Selain itu, seniman yang terkenal karena kepiawaiannya menirukan suara almarhum Pak Harto tersebut juga menyiapkan warisan berharga (legacy) untuk anak dan istri. Salah satunya berupa Warung Makan Bu Ageng di Jalan. Tirtodipuran, Yogyakarta. “Saya ini seperti berada di pucuk pohon cemara, kalau jatuh bisa patah tulang. Oleh sebab itu, istri saya harus juga bangga dengan dirinya sendiri, bukan karena Bambang Ekalaya (nama depan Butet Kertaredjasa) ini,“ ujar Pak Guru menirukan pernyataan Butet.  

Anak-anak Butet juga mengenyam pendidikan tinggi hingga akhirnya menjadi sarjana dan dapat mapan bekerja. “Kalau saya jatuh miskin, kalian tetap bisa hidup. Seniman harus tetap punya manajemen, hidupnya harus temata (tertata),” imbuh Pak Guru masih tetap menirukan paparan Butet. Artinya, dalam konteks makro, menurut J. Sumardianta, ketika good parenting (pola pengasuhan anak yang baik oleh orang tua) bertemu dengan good schooling (pola pendidikan yang baik oleh para guru di sekolah) hasilnya tentu generasi masa depan yang jempolan.

Operasionalisasi Ide

Pada sesi tanya jawab, Elena dari SMAN 3 Yogyakarta bertanya kepada Pak Guru. Agar bisa lancar menulis seperti Bapak caranya bagaimana? Menurut guru gokil yang pernah diundang dalam acara Kick Andy itu caranya sederhana, yakni setiap ide harus dioperasionalisasikan. Ibarat seorang juru masak, kita harus belanja atau mencari bahan-bahannya terlebih dulu. Kalau sudah memperoleh bahan-bahan yang diperlukan, lalu kita baru memikirkan cara memasaknya, apa bumbunya yang pas, dan bagaimana cara menyajikannya agar memikat selera?
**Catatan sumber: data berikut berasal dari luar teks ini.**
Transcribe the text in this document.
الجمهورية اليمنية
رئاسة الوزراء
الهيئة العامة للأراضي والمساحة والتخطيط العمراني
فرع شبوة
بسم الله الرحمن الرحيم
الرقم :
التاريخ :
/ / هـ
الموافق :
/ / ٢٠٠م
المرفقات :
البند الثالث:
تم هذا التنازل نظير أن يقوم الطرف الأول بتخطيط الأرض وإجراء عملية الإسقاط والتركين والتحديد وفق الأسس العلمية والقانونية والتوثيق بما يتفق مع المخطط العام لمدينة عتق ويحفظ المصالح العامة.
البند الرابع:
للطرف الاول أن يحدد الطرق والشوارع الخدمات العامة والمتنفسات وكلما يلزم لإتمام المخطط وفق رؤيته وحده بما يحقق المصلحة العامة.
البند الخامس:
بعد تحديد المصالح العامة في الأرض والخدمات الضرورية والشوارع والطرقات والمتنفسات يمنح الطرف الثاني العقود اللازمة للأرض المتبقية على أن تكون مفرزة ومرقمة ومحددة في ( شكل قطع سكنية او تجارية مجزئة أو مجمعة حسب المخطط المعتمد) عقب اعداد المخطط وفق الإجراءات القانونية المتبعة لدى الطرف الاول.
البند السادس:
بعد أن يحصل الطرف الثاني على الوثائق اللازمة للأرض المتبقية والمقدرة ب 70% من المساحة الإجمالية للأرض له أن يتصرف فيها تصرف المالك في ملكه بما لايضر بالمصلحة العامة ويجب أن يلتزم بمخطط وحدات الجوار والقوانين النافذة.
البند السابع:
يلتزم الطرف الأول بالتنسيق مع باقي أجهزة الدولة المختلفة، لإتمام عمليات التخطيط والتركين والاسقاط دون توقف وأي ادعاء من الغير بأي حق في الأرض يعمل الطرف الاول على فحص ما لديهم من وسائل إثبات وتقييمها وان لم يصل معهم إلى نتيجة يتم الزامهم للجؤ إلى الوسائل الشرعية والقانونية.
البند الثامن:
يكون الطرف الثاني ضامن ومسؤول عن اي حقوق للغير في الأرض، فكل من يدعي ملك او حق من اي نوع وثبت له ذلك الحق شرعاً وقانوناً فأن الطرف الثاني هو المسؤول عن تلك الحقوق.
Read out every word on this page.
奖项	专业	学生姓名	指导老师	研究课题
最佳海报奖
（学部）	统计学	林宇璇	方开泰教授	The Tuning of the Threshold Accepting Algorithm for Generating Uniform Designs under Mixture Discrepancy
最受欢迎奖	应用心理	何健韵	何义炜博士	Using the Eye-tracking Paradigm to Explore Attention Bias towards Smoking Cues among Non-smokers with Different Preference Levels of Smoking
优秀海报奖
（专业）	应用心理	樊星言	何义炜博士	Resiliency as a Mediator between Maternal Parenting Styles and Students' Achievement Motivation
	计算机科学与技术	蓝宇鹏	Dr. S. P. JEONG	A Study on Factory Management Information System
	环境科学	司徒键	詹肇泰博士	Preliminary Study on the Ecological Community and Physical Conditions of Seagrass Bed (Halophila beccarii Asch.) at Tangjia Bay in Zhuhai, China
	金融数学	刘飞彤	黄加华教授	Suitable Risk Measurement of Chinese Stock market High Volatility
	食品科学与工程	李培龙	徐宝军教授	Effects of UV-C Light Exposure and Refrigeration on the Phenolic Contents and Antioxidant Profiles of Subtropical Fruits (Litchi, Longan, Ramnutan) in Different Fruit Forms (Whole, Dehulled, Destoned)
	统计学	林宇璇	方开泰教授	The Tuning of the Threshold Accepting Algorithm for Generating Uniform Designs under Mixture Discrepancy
Menurut Pak Guru, perbendaharaan kata yang kaya raya berbanding lurus dengan kualitas tulisan-tulisan kita. “Saat menemukan sebuah ide, saya relatif mudah mengungkapkannya dalam bentuk cerita baik secara lisan atau tertulis karena saya memiliki perbendaharaan kosa kata yang beragam,” ujarnya. “Jadi kalau Elena dan teman-teman di sini  hendak menjadi penulis yang lancar harus memperkaya diri dengan perbendaharaan kata yang banyak. Salah satu caranya yakni dengan rajin  membaca buku,“ imbuhnya.

Secara lebih teknis, saat menulis yang penting tulis saja dulu. Ejaan, titik koma, struktur kalimat itu diurus belakangan. Banyak penulis pemula macet karena menulis sekaligus mengedit pada saat bersamaan. Nah baru setelah selesai, kita wajib melakukan proses editing. Kita perlu mencari koherensi alias keterhubungan antar kata, kalimat, dan alinea. Tahap akhir ialah memilih judul yang memikat mata pembaca. Dalam bahasa Pak Guru harus nyulek mata (eye catching).

“Intinya Elena, apa yang kita tulis merupakan Tuwuh Seko Pruntuling Ati, yakni segala hal yang bergejolak dalam hati,” imbuh Pak Guru. Tulisan yang baik adalah tulisan yang berasal dari relung hati terdalam. Tulis saja apa yang kita lihat, dengar, alami, dan rasakan. Misalnya kisah tentang cinta, kesetiaan, dan bahkan pengkhianatan sekalipun. Menurut J. Sumardianta, “Pengalaman setiap orang itu unik. Kalau dinarasikan lewat media tulisan bisa dibaca dan memberi inspirasi bagi banyak orang. Itu merupakan warisan paling berharga untuk anak-cucu kita.”

Langgeng

Pertanyaan selanjutnya datang dari Jacob, anggota Akademi Bercerita Bentang Pustaka. Secara khusus ia mengambil jurusan Non Fiksi. “Buku Guru Gokil Murid Unyu Bapak tersebut kalau dibaca 15 tahun mendatang, apakah masih “enak”? Lalu bagaimana agar tulisan kita tak cepat basi dan bisa langgeng?”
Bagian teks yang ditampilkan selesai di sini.